Leandro Giribaldi presenta, per la rassegna “Che cos’é il Cinema“
CAPPELLO A CILINDRO
(Top Hat, 1935)
REGIA: Mark Sandrich
SOGGETTO: Dwight Taylor, Karoly Noty
SCENEGGIATURA: Allan Scott, Dwight Taylor
FOTOGRAFIA: David Abel
MUSICHE: Irving Berlin
PRODUZIONE: RKO
INTERPRETI: Fred Astaire, Ginger Rogers, Edward Everett Horton
ORIGINE: USA; DURATA: 101’
Il ballerino americano Jerry Travers (Astaire) si trova a Londra per partecipare ad uno spettacolo organizzato dal produttore Hardwick (Horton). In albergo Travers improvvisa un numero di tip-tap facendo svegliare una ragazza (Rogers) che si trova in una camera al piano sottostante.
Dopo l’avvento del sonoro (Il cantante di jazz, 1927), musica e dialoghi diventano i protagonisti nel cinema del decennio successivo. L’operetta e il musical, due generi rappresentativi di un cinema di pura finzione, eppure, o forse proprio per questo, manifestazioni di straordinario successo: Cappello a cilindro è il maggior incasso del 1935.

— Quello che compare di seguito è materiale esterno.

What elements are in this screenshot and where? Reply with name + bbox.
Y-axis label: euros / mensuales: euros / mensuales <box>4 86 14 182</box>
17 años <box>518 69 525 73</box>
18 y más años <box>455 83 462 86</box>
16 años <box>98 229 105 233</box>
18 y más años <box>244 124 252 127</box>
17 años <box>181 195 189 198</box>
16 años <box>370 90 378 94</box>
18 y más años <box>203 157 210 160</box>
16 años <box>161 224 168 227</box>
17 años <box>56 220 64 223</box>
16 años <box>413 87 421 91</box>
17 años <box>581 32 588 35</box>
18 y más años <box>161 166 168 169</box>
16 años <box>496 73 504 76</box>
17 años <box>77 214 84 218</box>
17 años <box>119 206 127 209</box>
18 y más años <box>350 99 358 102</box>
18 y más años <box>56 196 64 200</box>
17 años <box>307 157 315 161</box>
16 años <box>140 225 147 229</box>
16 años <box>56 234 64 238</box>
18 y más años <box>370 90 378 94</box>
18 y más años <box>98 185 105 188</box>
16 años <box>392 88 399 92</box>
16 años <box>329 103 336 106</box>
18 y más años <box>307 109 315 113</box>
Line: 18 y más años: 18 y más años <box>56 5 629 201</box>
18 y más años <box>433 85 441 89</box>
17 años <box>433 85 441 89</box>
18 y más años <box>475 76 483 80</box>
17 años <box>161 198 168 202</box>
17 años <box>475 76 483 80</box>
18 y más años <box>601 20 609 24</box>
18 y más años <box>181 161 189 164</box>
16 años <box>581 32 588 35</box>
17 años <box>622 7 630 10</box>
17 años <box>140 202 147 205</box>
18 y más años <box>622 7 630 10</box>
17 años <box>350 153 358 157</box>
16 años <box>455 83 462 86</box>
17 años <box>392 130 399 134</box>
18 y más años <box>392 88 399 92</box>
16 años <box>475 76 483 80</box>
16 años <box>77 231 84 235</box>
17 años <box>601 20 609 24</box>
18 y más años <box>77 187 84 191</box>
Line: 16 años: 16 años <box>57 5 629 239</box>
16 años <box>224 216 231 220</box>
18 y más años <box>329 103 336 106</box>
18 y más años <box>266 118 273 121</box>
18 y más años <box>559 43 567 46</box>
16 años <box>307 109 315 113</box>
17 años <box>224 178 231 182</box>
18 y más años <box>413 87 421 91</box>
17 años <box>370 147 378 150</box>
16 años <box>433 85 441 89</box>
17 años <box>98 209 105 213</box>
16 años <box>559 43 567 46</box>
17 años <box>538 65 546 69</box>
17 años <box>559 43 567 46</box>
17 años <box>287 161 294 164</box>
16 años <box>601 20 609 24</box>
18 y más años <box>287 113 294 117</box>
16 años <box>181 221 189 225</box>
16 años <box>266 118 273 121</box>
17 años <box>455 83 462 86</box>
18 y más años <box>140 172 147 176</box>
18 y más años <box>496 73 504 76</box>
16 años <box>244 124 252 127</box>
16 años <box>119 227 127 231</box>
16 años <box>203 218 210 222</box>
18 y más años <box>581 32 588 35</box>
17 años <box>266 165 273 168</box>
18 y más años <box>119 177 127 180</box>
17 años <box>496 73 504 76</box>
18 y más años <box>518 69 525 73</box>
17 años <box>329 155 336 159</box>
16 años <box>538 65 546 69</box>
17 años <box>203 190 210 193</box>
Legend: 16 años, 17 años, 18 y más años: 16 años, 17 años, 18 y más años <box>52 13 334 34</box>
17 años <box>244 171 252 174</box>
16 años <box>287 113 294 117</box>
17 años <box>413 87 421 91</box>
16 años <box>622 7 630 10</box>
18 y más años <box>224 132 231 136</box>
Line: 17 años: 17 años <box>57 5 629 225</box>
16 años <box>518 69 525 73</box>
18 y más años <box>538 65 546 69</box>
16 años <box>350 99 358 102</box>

Ma se l’operetta a metà anni Trenta ha praticamente esaurito il suo repertorio, il musical conosce il momento della sua massima popolarità. È in questo contesto che si colloca Cappello a cilindro, uno dei musical più belli e famosi di tutti i tempi, con la coppia per antonomasia del genere: Fred Astaire e Ginger Rogers.
In una Londra improbabile ricostruita genialmente dallo scenografo Van Nest Polglase, i due si bisticciano e si innamorano, volteggiando sulle ali della musica deliziosa di Irving Berlin (indimenticabili le canzoni Cheek to Cheek e The Piccolino).
Il regista Sandrich, che diresse la coppia Astaire-Rogers in altri celebri film del periodo come Seguendo la flotta, Voglio danzare con te, Girandola, dirige la commedia musicale con maestria, aiutato anche da caratteristi notevoli come il “lubitschiano” Edward E. Horton. E la sua cinepresa, che danza insieme ai ballerini, li inquadra sempre in figura intera e se possibile in piano-sequenza per non spezzare le coreografie.